The next day was a very long 10 hour drive to Marrakech and almost another world. The country changed fairly quickly along the way and after some steady climbing we had a short stop in a European style town complete with royal grammar school, convention centre and french town setting. Ifrane is known as the Switzerland of Morocco and has plenty of snow in winter. Amazing oasis as not far beyond that the country flattened out completely and we then sped past many trucks carrying sugar beets to a sugar processing factory. And just about everything else in sight as our driver deviated just slightly from the legendary, take your time about everything, Moroccan living.
 
 
We enjoyed a long chat with our wandering Italian Clos des Arts riad hosts who had spent many years in Africa before getting into the riad business. In the late evening we made a short walk to the main square of Marrakech but did not linger long as we were buggered and suffering from enough of the pressures within medinas. For those not familiar with riads, they are well hidden behind street walls (most places have no windows to streets) with rooms located around an open garden or sitting area complete with central fountain and sitting and dining areas. Tranquil, with bedlam just outside the door.
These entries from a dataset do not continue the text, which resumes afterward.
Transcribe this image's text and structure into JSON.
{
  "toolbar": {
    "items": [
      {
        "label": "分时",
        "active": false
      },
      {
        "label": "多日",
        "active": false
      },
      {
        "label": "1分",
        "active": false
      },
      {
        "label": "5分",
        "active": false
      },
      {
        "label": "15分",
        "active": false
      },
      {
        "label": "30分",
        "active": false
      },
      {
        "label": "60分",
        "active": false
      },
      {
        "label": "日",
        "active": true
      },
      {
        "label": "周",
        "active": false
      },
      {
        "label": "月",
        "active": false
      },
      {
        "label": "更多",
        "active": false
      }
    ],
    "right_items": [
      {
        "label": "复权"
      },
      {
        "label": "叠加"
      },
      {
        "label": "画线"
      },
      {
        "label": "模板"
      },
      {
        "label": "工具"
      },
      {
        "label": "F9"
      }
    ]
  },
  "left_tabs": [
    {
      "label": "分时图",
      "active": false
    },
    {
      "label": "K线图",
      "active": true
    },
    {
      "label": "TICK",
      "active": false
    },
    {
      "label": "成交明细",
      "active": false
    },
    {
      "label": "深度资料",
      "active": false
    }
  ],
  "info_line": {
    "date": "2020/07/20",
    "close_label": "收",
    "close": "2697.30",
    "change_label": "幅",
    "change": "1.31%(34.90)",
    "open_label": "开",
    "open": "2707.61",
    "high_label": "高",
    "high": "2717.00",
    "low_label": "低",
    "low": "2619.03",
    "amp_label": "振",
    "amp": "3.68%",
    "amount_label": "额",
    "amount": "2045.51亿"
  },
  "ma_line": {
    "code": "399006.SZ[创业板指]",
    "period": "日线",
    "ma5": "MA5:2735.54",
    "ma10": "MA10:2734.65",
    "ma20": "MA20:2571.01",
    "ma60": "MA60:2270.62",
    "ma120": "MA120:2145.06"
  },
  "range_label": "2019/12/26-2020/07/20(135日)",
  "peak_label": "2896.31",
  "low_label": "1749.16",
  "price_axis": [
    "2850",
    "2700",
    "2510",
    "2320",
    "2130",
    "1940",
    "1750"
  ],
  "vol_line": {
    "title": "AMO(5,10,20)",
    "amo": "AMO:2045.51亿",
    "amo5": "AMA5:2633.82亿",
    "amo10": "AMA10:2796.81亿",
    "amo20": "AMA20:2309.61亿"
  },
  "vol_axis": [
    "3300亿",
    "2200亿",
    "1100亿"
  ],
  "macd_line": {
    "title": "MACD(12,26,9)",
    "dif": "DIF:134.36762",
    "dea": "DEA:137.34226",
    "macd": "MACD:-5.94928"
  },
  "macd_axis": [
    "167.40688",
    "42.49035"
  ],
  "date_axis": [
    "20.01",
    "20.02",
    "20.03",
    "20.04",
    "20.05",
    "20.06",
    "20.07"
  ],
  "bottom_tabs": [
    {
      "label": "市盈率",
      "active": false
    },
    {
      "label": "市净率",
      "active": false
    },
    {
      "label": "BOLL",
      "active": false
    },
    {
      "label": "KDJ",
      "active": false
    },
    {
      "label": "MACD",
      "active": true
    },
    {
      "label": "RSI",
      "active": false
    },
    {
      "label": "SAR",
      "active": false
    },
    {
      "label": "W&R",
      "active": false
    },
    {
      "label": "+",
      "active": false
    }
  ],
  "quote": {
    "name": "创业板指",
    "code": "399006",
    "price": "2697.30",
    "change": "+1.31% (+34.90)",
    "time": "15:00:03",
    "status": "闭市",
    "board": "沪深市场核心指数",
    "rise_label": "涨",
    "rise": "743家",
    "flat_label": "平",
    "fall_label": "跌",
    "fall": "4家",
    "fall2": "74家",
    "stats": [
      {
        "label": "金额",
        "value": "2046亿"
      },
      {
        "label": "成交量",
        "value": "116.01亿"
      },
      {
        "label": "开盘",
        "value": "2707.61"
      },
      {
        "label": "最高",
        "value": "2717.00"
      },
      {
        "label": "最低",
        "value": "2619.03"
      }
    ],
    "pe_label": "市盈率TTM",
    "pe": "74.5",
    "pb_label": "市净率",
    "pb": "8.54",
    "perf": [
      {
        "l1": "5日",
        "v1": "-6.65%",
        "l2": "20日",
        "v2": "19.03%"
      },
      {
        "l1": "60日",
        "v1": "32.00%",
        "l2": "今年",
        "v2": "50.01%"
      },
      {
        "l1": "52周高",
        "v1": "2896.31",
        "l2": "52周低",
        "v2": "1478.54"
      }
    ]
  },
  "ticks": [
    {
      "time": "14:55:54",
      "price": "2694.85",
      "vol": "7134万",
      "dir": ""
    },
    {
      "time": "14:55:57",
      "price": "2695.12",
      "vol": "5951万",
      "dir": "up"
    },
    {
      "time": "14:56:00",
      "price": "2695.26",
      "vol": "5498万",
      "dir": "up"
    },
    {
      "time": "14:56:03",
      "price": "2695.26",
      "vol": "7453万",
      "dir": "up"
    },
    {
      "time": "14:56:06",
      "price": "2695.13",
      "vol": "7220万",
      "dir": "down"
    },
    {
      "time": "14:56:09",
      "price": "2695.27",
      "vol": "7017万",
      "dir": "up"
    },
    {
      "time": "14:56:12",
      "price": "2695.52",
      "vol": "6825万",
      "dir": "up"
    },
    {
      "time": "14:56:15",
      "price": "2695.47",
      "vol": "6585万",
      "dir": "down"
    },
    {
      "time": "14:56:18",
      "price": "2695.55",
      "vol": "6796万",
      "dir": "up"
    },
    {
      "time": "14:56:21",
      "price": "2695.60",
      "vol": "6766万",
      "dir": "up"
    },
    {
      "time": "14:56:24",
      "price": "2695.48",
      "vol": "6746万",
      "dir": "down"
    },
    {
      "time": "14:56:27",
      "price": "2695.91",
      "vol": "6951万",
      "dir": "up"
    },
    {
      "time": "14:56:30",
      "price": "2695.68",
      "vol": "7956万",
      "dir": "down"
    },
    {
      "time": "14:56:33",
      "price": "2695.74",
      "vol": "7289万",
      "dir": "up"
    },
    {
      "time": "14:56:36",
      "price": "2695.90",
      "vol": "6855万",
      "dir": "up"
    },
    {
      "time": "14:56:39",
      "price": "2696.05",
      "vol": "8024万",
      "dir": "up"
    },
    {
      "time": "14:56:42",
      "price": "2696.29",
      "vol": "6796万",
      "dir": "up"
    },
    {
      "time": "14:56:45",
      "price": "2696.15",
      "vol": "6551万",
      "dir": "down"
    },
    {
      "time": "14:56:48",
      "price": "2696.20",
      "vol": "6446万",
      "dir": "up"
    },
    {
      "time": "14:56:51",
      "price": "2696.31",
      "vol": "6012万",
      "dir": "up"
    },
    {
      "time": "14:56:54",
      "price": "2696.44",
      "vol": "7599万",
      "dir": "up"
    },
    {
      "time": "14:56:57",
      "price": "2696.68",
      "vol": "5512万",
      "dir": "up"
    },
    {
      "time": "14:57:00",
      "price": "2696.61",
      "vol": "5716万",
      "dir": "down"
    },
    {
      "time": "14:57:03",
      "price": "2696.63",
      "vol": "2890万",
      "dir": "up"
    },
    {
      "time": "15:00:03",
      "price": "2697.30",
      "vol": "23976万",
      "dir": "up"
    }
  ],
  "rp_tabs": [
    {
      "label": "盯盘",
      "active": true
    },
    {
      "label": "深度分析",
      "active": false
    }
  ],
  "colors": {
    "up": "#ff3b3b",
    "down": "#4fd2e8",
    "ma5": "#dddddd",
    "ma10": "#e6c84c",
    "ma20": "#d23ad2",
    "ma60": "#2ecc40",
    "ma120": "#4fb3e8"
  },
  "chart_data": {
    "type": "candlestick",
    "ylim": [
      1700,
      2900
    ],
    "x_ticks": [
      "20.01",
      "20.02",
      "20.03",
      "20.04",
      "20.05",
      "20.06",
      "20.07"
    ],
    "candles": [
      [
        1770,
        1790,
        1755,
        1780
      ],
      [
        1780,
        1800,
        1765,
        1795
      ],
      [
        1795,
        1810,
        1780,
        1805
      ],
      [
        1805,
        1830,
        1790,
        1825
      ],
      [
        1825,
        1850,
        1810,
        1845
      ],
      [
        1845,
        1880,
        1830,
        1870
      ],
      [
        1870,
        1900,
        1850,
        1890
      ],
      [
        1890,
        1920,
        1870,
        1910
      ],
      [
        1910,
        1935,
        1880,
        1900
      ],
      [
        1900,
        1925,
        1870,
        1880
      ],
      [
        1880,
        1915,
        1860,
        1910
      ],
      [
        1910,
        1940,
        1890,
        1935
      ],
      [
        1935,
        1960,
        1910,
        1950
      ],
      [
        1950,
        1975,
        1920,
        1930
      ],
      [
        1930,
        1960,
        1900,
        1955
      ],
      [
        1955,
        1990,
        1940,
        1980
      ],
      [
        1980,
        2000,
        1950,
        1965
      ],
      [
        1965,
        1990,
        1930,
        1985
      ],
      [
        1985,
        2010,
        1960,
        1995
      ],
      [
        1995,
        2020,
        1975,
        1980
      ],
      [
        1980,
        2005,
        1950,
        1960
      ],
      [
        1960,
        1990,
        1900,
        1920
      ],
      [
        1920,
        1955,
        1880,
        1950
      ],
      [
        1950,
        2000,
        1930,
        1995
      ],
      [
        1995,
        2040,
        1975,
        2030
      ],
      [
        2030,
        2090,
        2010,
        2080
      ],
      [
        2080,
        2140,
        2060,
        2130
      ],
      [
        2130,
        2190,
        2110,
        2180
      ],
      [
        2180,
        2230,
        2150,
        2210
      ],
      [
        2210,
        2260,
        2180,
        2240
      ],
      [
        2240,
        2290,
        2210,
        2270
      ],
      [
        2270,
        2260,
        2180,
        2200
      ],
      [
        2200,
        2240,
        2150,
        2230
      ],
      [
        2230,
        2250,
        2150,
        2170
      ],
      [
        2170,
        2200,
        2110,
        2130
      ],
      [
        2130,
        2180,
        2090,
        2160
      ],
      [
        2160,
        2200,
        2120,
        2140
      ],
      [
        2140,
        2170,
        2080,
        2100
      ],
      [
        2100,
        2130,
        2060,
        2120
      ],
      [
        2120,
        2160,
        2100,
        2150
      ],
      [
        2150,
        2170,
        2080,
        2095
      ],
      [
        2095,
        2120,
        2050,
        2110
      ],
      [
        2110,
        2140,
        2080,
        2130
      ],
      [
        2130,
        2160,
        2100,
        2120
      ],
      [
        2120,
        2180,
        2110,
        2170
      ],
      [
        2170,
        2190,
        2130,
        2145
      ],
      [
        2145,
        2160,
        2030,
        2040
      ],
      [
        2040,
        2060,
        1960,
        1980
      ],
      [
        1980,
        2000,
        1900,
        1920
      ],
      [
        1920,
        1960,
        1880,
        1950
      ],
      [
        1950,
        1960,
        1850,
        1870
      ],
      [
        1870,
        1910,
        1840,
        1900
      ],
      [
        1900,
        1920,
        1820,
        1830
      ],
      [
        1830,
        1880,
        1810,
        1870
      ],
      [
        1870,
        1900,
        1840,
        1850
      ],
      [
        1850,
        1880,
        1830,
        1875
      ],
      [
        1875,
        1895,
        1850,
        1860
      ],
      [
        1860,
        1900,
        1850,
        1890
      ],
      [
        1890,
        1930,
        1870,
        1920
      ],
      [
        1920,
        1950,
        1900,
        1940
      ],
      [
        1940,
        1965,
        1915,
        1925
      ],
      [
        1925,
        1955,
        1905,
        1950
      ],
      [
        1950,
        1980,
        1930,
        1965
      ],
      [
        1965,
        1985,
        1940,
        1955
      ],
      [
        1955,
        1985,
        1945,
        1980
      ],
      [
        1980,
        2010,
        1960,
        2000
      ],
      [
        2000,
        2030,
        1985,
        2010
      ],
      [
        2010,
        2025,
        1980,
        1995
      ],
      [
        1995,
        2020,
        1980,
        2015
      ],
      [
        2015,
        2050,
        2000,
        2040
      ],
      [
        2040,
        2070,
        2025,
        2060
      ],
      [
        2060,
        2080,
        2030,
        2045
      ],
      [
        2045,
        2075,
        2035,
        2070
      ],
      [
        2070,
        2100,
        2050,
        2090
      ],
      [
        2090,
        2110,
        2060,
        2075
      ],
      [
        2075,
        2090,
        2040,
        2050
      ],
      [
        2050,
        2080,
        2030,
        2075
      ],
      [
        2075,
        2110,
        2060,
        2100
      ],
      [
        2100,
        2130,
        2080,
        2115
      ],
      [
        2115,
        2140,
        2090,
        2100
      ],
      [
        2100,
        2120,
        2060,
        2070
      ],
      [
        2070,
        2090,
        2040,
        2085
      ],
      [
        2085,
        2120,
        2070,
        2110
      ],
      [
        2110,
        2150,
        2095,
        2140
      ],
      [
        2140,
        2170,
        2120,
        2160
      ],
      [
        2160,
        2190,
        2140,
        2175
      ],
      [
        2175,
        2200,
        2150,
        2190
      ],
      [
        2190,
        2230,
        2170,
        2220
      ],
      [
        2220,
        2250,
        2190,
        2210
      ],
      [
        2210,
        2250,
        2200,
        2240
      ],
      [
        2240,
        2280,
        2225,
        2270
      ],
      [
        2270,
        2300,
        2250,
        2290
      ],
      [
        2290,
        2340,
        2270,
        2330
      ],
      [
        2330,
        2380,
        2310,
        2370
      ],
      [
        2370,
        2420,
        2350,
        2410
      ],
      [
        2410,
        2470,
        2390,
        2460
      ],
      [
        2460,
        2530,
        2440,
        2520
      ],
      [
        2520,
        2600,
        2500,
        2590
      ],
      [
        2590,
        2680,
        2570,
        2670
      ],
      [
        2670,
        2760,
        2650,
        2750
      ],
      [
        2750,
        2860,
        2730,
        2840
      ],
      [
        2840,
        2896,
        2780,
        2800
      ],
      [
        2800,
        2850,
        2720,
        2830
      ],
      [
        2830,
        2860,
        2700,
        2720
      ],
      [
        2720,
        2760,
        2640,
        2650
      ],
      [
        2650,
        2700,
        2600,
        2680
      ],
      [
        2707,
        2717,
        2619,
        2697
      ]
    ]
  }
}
Heaven for some.
 
 
By the next morning we were slower still with both having a touch of food poisoning probably from the restaurant(!) in the town where we had lunch the day before but fortunately we were recovering by the end of the day. The day tour of the medina was one step after the other but we did take most of the history lesson in (we think). A light dinner then followed in the new town and then the day was over.
 
 
Next day we were heading for the finishing line at Casablanca. You must remember this; that Casablanca is over 4 million people with a very cosmopolitan feel about it. Women in modern dress and the beach area where we stayed was a mass of families enjoying their weekend outing. Western visitors tend to avoid Casablanca as it is just another city but for us it helped to get a feel for the balance of where Morocco is heading. Casablanca and Rabat are different from the older culturally conservative cities of Fez and Marrakech. Casablanca has the world's third biggest mosque and one of the few in Morocco that accepts western visitors. Our tour there was really interesting and the place has a very elegant and rich feel about it. Opening roof, in built audio systems, venetian chandeliers and a beautiful arabic creation of unknown cost and built in 6 years, often 24 hours a day!
 
 
 
On our drive into Casablanca we also briefly stopped in El Jadida which has an old Portuguese fort with an underground cistern to rival Justinian's in Istanbul. One would say a photographer's paradise
 
 
For out last Moroccan evening we dined with locals, enjoying our fish with Yvonne anxiously awaiting a promised belly dancer who turned out to be not that great or perhaps still learning. Try as she might like to see it that way, Morocco is not as sexist as she thought it might be, it seems.
All in all we thoroughly enjoyed Morocco and we will now watch with greater interest developments in a growing country, proud of its heritage.
 
We now head back to Spain for our next learning experience.